Evaluating the Advantages of Using 3D-Enriched Fragments for Targeting BET Bromodomains

Abstract

Fragment-based ligand discovery has been successful in targeting diverse proteins. Despite drug-like molecules having more 3D character, traditional fragment libraries are largely composed of flat, aromatic fragments. The use of 3D-enriched fragments for enhancing library diversity is underexplored especially against protein-protein interactions. Here, we evaluate using 3D-enriched fragments against bromodomains. Bromodomains are highly ligandable, but selectivity remains challenging, particularly for bromodomain and extraterminal (BET) family bromodomains. We screened a 3D-enriched fragment library against BRD4(D1) via ¹H CPMG NMR with a protein-observed ¹⁹F NMR secondary assay. The screen led to 29% of the hits that are selective over two related bromodomains, BRDT(D1) and BPTF, and the identification of underrepresented chemical bromodomain inhibitor scaffolds. Initial structure-activity relationship studies guided by X-ray crystallography led to a ligand-efficient thiazepane, with good selectivity and affinity for BET bromodomains.
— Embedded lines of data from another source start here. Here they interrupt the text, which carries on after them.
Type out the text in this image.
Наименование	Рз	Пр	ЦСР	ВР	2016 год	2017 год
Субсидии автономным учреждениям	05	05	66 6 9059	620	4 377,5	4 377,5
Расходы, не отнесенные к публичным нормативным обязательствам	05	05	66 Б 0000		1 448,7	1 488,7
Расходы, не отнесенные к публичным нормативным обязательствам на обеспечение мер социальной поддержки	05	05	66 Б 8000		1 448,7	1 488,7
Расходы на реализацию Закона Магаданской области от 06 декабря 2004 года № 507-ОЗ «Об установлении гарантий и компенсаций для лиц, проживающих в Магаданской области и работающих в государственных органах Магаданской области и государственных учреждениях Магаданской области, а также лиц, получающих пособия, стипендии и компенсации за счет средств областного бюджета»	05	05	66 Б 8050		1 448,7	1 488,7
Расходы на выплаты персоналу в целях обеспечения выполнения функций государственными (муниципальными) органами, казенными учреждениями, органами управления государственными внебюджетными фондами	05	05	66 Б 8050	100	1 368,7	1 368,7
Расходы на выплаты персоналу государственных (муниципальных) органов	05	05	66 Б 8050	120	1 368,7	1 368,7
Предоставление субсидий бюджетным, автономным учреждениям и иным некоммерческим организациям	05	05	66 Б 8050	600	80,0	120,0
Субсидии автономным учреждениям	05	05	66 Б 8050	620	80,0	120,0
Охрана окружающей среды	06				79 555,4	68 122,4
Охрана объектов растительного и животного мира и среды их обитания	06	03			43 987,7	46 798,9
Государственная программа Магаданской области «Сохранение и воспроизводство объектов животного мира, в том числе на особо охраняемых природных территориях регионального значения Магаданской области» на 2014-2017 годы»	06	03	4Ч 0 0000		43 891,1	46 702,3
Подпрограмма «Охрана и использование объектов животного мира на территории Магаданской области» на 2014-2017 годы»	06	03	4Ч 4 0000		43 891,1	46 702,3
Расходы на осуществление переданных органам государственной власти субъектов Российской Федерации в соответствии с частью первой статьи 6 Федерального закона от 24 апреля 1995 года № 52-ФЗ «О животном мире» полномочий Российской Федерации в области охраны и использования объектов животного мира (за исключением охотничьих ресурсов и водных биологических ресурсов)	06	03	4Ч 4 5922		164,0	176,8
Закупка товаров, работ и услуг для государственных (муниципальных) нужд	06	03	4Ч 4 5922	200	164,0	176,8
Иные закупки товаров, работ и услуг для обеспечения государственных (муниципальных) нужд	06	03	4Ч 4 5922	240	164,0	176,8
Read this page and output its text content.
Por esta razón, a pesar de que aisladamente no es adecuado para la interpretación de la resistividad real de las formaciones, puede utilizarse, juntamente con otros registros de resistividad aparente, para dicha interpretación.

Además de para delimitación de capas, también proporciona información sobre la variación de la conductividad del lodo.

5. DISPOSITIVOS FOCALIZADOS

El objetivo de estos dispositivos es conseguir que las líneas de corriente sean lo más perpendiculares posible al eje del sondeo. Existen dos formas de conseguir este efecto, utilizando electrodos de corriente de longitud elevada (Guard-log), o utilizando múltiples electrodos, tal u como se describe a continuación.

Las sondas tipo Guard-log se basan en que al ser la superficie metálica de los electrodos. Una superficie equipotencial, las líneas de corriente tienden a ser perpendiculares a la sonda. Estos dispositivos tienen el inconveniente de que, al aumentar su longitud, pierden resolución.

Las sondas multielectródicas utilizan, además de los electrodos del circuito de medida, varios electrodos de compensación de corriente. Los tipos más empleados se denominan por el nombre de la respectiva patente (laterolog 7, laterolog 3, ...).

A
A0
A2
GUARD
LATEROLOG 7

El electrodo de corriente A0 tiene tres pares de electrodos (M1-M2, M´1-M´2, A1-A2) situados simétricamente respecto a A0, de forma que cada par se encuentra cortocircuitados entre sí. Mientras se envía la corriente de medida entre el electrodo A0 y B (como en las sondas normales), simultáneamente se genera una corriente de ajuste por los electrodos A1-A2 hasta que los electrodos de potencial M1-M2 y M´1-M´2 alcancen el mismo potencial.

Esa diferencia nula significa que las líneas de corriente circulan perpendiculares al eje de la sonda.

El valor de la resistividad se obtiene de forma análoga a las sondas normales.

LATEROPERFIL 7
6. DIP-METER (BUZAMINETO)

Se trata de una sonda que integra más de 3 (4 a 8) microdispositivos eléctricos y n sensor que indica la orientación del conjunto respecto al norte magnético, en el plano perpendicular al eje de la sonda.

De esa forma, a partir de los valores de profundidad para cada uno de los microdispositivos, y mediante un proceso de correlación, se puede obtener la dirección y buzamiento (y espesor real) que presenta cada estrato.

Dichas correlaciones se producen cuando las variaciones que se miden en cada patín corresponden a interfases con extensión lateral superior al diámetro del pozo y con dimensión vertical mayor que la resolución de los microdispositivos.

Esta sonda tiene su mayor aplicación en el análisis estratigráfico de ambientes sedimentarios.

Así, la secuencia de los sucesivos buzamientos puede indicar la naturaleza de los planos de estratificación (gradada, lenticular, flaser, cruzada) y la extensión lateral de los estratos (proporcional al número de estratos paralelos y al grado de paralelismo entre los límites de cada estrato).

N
These results suggest that the incorporation of 3D-enriched fragments to increase library diversity can benefit bromodomain screening.

Figure 1

(A) PBF and Fsp³ comparison of the 3D-enriched library and the proprietary traditional fragment library from Urick et al. and hits. (B) PBF analysis of 3D fragment 1, and a more 2D fragment, 2.

Figure 2

(A) Example PrOF NMR titration of 1 with BRD4(D1) (right). (B, C) Representative single point PrOF NMR spectra with 1 against BPTF (left) and BRDT(D1) (right) with corresponding protein structures and locations of the 5FW labels. (D) Fragment 1.

Figure 3

(A) Key interactions of 1 with BRD4(D1). PDB 6UWX. Structured waters are indicated as red spheres. (B) Overlay of 1 (gray) with (+)-JQ1 (cyan). (C) Key interactions of 30 with BRD4(D1). PDB 6UVJ. (D) Overlays of 1 (green) and 30 (purple).

Figure 4

Summary of PBF distribution of the 3D- and 2D-enriched libraries, and BRD4-binding fragments (MW < 300 g/mol) in the PDB. (A) Boxplot showing the distribution of PBF. Average PBF values are black. (B) Quantitative results of the Mann–Whitney–Wilcoxon (MWW) test showing the differences in PBF.